Intimação fardada
Bernardo Mello Franco
Quando o Brasil ultrapassou as 70 mil mortes pelo coronavírus, o ministro Gilmar Mendes criticou a militarização do Ministério da Saúde e avisou que o Exército estava se associando a um genocídio. Um ano e 460 mil mortes depois, as Forças Armadas também precisam explicar o envolvimento de oficiais em suspeitas de corrupção
Ao menos seis militares entraram na mira da CPI da Covid, que apura negociatas na compra de vacinas. A tropa inclui um general, três coronéis, um tenente-coronel e um ex-sargento da Aeronáutica acusado de cobrar propina de um dólar por dose.
O senador Omar Aziz se referiu a esses fatos quando lamentou o envolvimento de “alguns” oficiais em falcatruas. Em vez de colaborar com as investigações, a cúpula militar resolveu ameaçar a CPI.

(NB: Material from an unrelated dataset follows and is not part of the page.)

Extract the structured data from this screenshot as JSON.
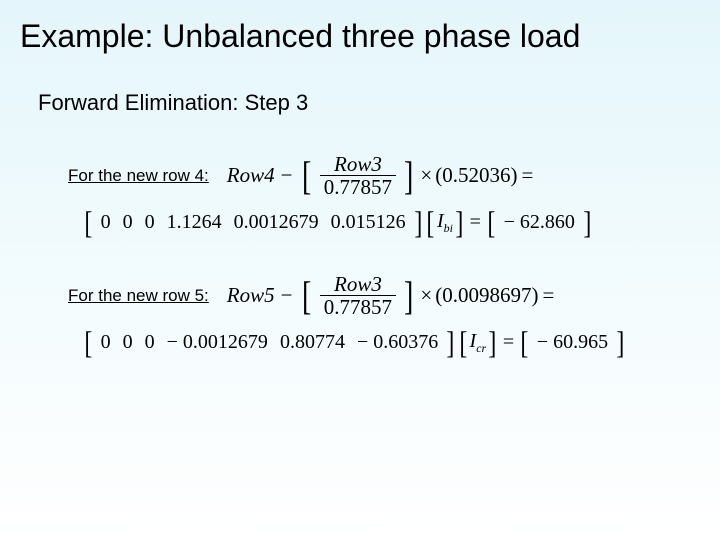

A nota divulgada pelo ministro da Defesa e pelos três comandantes militares é uma peça de intimidação explícita. Os signatários acusam o senador de “desrespeitar as Forças Armadas” e “generalizar esquemas de corrupção”. Quem assistiu à sessão do Senado sabe que isso não ocorreu.
Aziz disse que “os bons das Forças Armadas devem estar muito envergonhados com algumas pessoas que hoje estão na mídia”. Em seguida, elogiou os militares e manifestou respeito pela instituição. “Quando a gente fala de alguns oficiais do Exército, é lógico, nós não estamos generalizando”, ressaltou.
A Defesa levou quase nove horas para reagir. Curiosamente, só se mexeu depois de Aziz dar voz de prisão ao ex-sargento Roberto Dias, que mentiu e foi desmascarado diante das câmeras.
Além de distorcer as palavras do senador, a nota dos militares termina em tom de ameaça. Diz que as Forças Armadas “não aceitarão qualquer ataque leviano”. Faltou explicar se a resposta virá a bordo de tanques, fragatas ou aviões de combate.
Jair Bolsonaro já mostrou que fará de tudo para obstruir o trabalho da CPI. Nas últimas semanas, ele chamou senadores de “patifes”, “picaretas” e “bandidos”. Ontem usou um termo chulo para reforçar as agressões.
Ao insinuar uma quartelada, a cúpula militar se associa a essa tática de intimidação. E sugere que está disposta a romper a legalidade para proteger um presidente rejeitado pela maioria dos brasileiros.